Mémorisé dans ce navigateur.

Pléthore de mots bien,
un seul est le mot juste.

Saynète en prose

Le Café de la Portière.

Jules Moinaux· imprimée en 1881· 4 personnages

Personnages

  • LE NARRATEUR
  • LE PRÉSIDENT
  • MADAME GROISIL
  • MADAME BINOCHE

LE CAFÉ DE LA PORTIÈRE.

LE NARRATEUR

L'acte le plus important de la vie d'une portière, c'est la préparation de son café_au_lait. C'est par là qu'elle commence sa journée ; quand elle a pris son café, elle soigne son merle, son chat, et son mari en dernier. Ne demandez rien à une portière qui a son café sur le feu ; tenant la queue de la casserole d'une main crispée par la crainte, elle couve d'un oeil plein de sollicitude le lait, dont la surface ridée et boursouflée annonce qu'il va monter. En cet instant, la portière est indifférente à tout ce qui se passe sur la terre ; l'arrivée de son journal, que le facteur lui jette par le vasistas, n'a pas même le pouvoir de la distraire de sa préoccupation, et quand on la voit assise près de son réchaud, comme Marius su les ruines de Carthage, l'oeil fixe et l'esprit tendu vers une pensée unique, comme le vainqueur Jugurtha, on comprend ce mot d'une dame du cordon à la nouvelle, d'un tremblement de terre : « Ah ! mon_Dieu ! Et ceux qui avaient leur café sur le feu ! » Malheur donc à l'importun qui, par une arrivée intempestive, cause la fuite du lait en ébullition d'une portière ; Madame_Groisil en sait quelque chose et ce qu'il lui en a coûté, elle va le raconter au tribunal devant lequel comparaît Madame_Binoche, concierge. Madame_Binoche, pour paraître devant ses juges, a revêtu ses plus beaux atours. Elle a coiffé sa tête d'un chapeau orné de coquelicots, qui n'humilient pas sensiblement un nez dont la nuance ne peut être due à l'abus du café au lait ; le reste de sa toilette est composé avec la même recherche, et le langage même de Madame_Binoche (expressions et inflexions de voix) respire un apprêt dé circonstance. Ses révérences accompagnées de sourires,tout en elle, enfin, trahit sa pensée d'exercer une séduction sur ses juges.

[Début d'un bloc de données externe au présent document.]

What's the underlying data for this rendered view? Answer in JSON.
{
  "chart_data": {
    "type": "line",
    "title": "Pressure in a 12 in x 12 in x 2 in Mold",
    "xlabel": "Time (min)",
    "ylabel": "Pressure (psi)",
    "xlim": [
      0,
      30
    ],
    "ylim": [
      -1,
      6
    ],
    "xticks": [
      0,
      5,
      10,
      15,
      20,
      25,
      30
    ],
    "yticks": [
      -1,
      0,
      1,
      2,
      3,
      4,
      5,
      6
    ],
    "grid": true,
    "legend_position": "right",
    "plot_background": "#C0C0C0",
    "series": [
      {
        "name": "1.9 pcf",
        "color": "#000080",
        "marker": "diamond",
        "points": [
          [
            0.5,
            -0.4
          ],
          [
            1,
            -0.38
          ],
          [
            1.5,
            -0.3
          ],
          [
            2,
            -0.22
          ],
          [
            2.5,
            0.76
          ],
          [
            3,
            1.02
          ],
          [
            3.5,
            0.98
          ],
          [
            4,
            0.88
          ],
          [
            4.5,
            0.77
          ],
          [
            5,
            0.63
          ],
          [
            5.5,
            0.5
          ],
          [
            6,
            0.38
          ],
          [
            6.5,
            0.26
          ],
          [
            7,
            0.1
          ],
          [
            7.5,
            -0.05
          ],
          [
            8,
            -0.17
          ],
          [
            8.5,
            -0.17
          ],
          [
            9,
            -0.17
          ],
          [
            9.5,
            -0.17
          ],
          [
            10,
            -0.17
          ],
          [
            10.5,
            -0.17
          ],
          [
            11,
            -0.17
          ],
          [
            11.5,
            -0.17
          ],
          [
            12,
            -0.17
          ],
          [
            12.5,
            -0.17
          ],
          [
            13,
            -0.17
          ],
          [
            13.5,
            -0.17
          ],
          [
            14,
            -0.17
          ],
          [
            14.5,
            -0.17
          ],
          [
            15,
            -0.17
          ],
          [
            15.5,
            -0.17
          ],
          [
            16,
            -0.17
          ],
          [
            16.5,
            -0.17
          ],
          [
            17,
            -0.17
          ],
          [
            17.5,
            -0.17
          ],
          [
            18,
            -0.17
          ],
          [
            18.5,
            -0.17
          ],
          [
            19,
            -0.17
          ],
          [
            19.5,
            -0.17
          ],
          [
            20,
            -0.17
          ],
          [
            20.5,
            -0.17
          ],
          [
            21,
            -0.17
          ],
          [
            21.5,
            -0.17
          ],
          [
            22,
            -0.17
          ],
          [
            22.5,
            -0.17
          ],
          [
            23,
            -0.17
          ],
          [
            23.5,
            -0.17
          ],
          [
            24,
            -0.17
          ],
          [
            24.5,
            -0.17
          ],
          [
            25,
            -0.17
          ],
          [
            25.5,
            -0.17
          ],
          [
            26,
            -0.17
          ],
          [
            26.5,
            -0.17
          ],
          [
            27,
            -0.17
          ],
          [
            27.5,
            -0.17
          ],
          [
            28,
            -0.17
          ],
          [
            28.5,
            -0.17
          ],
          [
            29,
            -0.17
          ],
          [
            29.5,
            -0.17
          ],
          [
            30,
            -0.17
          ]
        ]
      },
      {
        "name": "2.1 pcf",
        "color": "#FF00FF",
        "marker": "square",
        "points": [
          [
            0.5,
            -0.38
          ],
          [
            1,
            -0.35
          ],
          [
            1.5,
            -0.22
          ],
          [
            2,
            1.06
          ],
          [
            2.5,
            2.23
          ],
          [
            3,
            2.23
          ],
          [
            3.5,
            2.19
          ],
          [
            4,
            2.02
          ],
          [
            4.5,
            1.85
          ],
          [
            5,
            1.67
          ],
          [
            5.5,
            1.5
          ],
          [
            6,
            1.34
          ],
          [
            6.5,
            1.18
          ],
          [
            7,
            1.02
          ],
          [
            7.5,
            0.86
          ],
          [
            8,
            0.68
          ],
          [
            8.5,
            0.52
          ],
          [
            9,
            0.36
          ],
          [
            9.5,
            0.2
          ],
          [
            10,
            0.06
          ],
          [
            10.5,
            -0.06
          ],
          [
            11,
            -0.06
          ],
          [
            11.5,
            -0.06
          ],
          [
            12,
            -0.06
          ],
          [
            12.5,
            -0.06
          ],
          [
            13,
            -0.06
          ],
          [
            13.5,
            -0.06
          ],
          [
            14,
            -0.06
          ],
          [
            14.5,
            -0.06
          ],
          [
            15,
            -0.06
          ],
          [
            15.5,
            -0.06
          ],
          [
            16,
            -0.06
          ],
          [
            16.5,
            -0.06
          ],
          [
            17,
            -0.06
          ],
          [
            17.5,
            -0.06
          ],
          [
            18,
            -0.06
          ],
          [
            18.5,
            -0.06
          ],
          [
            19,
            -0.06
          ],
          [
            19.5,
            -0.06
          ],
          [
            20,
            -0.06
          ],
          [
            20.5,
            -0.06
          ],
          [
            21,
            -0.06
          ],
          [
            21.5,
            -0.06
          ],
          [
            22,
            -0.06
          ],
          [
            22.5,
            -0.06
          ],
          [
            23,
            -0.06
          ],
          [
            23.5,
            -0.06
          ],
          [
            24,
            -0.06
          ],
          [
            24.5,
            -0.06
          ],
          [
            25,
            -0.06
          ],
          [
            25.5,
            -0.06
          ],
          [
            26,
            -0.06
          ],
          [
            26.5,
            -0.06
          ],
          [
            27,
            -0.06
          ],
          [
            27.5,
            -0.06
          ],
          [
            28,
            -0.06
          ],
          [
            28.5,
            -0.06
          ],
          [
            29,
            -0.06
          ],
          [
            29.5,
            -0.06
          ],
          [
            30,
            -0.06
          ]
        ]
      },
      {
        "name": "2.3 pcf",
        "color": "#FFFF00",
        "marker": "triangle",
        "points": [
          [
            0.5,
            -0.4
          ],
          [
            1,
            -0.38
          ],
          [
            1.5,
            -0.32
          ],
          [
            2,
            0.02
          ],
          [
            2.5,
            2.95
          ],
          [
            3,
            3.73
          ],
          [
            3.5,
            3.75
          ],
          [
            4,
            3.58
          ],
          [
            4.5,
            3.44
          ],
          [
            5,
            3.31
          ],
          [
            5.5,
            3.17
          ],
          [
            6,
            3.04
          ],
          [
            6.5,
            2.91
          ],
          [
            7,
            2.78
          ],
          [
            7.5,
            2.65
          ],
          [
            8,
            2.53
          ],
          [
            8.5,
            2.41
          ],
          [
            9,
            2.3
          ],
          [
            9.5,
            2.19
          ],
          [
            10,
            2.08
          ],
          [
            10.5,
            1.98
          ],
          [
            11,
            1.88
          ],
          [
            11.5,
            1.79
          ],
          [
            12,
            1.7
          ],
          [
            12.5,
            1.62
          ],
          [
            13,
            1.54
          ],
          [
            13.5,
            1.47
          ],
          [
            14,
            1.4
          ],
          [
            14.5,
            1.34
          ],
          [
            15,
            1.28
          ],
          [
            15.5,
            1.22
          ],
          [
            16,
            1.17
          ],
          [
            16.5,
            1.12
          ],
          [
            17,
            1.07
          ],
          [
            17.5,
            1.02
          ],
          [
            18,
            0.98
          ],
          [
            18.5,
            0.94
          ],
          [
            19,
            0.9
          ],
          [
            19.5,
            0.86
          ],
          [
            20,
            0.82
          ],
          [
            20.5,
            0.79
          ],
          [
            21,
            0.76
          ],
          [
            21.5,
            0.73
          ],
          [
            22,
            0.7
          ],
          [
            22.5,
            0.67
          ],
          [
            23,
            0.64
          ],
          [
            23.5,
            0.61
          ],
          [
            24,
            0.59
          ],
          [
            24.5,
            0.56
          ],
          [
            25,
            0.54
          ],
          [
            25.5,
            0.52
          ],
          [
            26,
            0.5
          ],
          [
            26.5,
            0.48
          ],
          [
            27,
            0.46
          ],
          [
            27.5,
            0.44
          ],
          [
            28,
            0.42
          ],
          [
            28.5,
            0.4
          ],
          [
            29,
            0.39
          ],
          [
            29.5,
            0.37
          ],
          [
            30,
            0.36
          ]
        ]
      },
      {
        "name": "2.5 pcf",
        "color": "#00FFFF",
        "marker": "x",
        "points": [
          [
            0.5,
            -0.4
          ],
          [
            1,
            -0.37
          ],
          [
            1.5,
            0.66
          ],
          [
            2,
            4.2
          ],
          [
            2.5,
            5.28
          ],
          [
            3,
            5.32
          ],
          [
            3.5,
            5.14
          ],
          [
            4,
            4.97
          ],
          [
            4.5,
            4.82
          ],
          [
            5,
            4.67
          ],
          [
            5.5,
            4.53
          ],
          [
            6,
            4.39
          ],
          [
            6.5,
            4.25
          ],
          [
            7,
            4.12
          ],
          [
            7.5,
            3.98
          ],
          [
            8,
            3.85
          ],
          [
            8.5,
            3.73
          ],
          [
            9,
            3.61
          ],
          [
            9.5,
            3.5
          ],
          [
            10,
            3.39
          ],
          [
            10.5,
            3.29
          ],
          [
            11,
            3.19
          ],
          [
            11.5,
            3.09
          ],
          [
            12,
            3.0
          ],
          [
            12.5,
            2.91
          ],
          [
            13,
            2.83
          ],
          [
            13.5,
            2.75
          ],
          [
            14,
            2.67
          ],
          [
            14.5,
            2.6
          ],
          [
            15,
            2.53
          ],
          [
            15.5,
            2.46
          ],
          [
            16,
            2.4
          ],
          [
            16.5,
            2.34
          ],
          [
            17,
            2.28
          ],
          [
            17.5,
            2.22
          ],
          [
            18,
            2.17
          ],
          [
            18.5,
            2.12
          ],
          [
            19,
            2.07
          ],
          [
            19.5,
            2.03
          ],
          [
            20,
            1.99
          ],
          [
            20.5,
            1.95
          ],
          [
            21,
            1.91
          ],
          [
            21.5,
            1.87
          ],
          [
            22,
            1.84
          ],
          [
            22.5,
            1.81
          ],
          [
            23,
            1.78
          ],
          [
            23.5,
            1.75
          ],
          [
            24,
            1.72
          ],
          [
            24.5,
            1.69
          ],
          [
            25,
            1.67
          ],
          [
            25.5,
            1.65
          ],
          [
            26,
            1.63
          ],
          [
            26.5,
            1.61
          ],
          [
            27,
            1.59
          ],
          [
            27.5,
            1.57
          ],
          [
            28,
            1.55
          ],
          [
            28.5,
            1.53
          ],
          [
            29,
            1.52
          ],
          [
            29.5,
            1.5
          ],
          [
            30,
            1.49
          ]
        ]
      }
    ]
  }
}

Messieurs, dit-elle, vous m'en voyez tout évaporée de me retrouver en compact avec Madame ; que ma scène à son égard m'a si tellement fait de mal, que je n'en suis pas remise d'avoir été humiliée par cette personne-là devant la domesticité de la maison, moi qui suis névralgique comme une épileuse.

MONSIEUR LE PRÉSIDENT

Tout à l'heure vous, vous expliquerez.

MADAME GROISIL

Madame, qui me traite de cette personne, fait la bonne apôtre à présent ; que si vous aviez vu sa précipitation sur moi comme un lion ravissant...

MADAME BINOCHE

Ah ! Seigneur ! Et vous qui m'avez porté un coup dans le sein, Madame ; que si mon mari, n'était pas si ombrageur de jalousie, j'aurais fait dresser, un certificat par le pharmacien ; mais ces choses-là, c'est si délicat pour une dame...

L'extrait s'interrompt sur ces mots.